Around half of the petrol currently sold in in India contains 10 percent ethanol (E10). the rest being sold is unblended (E0). The first phase of the program targets country-wide E10 availability by April, 2022.
The policy push has several benefits. It is expected to reduce air pollution, being lesser polluting than petrol. The government foresees oil import savings to the tune of Rs. 30,000 crores annually.
It also promises to create a whole new industry. To give impetus to the program, the government will be channelling 6 million tons of sugar into production of ethanol every year by 2025.
Ethanol offers similar efficiency at a lower cost compared to petrol. However, to make a vehicle run on E20, there are certain updates and modifications that are needed to engines. E20 rollout will mirror the shift India took from leaded to unleaded petrol.

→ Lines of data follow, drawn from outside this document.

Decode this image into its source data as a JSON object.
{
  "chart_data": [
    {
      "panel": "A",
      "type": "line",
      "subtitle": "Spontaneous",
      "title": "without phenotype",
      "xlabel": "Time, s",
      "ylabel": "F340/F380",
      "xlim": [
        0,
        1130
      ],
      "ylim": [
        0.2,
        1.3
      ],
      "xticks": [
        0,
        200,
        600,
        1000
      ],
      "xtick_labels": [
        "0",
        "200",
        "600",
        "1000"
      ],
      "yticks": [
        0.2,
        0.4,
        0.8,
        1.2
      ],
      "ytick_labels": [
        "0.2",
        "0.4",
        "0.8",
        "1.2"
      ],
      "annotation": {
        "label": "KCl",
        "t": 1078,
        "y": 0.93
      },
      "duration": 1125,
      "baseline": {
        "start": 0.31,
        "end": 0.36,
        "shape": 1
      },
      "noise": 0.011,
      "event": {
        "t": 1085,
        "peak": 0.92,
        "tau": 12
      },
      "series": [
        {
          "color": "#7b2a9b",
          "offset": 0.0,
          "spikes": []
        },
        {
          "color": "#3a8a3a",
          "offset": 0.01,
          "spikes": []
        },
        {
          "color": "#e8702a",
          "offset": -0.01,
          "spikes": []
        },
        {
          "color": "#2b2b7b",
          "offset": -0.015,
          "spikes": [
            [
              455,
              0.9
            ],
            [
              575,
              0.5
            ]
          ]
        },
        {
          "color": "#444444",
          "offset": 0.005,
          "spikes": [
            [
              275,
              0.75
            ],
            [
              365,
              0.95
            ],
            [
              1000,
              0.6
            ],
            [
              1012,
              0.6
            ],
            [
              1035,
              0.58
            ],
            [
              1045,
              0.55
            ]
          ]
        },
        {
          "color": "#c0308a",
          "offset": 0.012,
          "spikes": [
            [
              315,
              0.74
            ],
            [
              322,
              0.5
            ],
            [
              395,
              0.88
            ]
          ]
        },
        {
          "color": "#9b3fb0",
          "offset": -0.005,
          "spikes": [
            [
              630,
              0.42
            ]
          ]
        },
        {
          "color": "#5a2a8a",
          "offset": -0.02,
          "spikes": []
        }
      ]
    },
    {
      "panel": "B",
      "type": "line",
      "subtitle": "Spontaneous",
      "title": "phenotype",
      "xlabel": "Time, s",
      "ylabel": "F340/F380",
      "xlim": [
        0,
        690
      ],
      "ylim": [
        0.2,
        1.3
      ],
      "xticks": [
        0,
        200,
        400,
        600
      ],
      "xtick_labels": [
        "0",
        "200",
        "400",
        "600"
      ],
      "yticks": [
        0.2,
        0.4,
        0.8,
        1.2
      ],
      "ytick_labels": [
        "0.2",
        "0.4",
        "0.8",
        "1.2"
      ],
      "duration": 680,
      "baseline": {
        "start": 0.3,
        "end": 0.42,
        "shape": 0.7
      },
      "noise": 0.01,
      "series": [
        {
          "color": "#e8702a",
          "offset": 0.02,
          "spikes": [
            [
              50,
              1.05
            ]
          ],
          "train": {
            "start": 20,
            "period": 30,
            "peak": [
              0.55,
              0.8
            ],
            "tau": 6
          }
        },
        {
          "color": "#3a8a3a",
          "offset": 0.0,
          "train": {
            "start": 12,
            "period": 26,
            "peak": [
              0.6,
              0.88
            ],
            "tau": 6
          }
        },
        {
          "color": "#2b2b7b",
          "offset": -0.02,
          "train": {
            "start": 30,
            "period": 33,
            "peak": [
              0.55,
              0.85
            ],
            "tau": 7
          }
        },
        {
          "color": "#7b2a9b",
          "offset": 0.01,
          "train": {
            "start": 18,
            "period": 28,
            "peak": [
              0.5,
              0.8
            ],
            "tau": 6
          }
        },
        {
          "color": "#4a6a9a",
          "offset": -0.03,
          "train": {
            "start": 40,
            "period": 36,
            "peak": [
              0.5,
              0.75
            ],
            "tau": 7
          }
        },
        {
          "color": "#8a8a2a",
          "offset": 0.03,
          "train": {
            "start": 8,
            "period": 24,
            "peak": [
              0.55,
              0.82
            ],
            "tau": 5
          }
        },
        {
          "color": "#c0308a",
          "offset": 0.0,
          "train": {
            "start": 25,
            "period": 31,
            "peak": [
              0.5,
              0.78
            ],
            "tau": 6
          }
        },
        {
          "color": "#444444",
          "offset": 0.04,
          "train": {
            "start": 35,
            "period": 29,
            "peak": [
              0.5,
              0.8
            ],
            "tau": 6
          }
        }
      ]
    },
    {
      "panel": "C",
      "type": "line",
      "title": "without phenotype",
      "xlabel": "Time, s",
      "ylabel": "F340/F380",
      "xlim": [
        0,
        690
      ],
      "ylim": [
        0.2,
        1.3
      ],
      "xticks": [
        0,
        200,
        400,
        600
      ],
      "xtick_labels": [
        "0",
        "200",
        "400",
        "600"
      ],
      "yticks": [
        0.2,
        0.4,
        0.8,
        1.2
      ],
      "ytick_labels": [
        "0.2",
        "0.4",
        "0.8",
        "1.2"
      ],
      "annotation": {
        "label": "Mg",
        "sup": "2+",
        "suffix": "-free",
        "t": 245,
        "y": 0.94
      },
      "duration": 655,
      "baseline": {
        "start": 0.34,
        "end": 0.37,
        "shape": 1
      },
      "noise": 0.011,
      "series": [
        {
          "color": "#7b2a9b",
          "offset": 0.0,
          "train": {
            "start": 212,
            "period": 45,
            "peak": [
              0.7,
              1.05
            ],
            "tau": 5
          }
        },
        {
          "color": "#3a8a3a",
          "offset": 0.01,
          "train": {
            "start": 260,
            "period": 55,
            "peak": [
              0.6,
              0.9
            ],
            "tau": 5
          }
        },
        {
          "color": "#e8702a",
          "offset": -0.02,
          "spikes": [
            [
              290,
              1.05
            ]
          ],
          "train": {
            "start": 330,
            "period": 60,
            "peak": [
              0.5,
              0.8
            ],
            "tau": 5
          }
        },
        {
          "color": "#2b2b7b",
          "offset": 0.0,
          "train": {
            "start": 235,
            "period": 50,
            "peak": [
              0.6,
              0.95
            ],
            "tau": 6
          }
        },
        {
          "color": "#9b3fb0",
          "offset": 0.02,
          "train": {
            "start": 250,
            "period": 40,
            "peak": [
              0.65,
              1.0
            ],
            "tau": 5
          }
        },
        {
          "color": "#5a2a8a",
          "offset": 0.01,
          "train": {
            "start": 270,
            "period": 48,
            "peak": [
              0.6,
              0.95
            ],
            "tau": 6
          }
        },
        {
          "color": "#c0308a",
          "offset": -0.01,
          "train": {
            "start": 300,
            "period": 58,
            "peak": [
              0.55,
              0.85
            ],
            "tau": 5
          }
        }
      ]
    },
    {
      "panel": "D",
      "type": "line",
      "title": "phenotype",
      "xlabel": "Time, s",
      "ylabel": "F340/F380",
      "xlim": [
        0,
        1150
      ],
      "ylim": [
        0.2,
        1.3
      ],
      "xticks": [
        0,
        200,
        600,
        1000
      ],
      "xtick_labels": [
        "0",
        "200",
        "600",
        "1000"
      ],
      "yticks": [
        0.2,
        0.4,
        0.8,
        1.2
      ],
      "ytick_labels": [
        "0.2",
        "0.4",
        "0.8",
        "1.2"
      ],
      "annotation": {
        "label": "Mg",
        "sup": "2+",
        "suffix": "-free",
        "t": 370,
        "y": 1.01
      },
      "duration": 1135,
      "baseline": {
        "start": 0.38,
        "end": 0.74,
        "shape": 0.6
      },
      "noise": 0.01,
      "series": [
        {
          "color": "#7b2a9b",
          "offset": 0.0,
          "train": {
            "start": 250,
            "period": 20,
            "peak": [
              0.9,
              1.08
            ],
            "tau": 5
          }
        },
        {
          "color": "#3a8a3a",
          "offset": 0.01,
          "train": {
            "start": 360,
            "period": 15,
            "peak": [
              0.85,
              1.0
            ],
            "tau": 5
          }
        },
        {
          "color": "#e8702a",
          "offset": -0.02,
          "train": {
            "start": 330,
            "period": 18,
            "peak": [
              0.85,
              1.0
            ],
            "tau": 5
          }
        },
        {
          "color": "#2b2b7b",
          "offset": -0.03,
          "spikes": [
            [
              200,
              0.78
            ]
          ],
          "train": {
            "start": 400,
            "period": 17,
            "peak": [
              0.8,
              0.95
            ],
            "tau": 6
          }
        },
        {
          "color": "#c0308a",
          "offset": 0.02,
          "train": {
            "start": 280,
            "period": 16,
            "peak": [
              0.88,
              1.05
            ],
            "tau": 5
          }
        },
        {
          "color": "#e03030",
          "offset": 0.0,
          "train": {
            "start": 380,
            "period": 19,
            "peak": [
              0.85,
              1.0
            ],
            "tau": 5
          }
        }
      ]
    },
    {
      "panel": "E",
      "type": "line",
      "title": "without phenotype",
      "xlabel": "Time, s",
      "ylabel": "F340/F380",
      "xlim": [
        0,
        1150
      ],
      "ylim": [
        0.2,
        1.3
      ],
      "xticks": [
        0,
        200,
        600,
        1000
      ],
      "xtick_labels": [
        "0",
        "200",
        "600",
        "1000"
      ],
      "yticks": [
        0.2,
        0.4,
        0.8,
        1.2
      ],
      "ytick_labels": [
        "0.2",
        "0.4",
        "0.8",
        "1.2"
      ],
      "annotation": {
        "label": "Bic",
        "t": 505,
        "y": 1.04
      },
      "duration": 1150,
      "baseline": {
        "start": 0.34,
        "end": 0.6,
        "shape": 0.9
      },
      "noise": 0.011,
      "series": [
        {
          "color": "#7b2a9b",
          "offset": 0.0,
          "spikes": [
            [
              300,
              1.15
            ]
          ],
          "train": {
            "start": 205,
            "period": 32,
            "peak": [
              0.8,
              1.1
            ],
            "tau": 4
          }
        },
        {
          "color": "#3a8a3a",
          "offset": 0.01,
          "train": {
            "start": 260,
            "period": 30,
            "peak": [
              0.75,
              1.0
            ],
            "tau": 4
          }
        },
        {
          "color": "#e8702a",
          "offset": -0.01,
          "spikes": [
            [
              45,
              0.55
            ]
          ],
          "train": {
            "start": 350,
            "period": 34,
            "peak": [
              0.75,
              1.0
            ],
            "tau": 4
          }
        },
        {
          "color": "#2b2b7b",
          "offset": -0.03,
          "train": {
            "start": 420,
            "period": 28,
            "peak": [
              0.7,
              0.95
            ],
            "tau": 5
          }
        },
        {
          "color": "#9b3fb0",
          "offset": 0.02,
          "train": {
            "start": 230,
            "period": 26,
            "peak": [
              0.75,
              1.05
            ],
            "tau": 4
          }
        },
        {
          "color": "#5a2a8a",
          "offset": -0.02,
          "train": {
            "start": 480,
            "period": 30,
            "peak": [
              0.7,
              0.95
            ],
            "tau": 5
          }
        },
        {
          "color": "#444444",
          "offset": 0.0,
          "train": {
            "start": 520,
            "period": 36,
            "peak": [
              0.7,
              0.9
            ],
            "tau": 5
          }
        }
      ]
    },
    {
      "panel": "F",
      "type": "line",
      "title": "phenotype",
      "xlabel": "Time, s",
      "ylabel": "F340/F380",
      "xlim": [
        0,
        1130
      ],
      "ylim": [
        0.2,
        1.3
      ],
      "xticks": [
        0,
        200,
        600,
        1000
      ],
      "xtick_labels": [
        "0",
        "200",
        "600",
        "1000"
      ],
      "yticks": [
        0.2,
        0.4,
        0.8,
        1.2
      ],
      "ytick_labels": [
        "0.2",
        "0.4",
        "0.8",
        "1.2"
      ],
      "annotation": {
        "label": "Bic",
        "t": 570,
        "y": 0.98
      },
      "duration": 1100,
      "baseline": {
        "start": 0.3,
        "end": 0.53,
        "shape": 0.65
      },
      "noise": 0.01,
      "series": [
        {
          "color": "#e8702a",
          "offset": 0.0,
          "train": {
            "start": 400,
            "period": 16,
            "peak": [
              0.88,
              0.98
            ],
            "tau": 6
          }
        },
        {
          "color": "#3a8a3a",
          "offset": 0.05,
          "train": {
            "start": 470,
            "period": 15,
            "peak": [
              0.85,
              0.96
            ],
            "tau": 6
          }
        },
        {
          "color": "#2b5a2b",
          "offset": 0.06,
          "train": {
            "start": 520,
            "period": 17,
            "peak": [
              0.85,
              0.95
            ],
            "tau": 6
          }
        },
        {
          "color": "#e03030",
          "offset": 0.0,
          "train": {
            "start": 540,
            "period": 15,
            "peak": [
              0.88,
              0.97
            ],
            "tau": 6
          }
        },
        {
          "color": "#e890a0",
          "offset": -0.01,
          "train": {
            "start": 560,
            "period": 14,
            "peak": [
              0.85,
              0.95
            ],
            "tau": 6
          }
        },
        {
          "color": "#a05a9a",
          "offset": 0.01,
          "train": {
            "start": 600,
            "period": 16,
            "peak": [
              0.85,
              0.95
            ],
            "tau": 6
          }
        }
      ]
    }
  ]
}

Let us understand what is Ethanol based fuel, and how the blended E20 petrol will be different than what most vehicles fill up from gas stations today.
What is Ethanol fuel?
Ethanol fuel is ethyl alcohol, the same type of alcohol found in alcoholic drinks.
It is most commonly utilized as a motor fuel, primarily as a biofuel addition in gasoline. Biomass is commonly utilized for making ethanol, such as corn or sugarcane. India’s abundance of sugarcane production is pivotal to the push towards ethanol based fuel.
How different Ethanol fuel is from petrol?
Petrol has more energy than ethanol; a tank full of ethanol contains approximately 30 percent less energy than the same quantity of petrol.
As per a Niti Aayog paper published in June 2021, using E20 fuel in 4 wheelers designed for E0 petrol and then calibrated for E10 will result in an estimated loss in fuel efficiency of 6-7 percent. For E0 two wheelers upgraded to E10, using E20 will result in a 3-4 percent decrease in efficiency.
For newer 4-wheel vehicles that are designed for E10 petrol and upgraded for E20, there will be a negligible loss of 1-2 percent in efficiency.
New flex engines
As the next step of the program, India has chosen to allow ethanol-based ‘flex engines,’ which use local farm produce instead of fossil fuels to power vehicles. Flex engines are those that can run at any ratio of ethanol blending from E20 to E100.
These types of engines and cars are not new. The Fiat 147, launched in 1978 in Brazil, was the first production car to run solely on ethanol.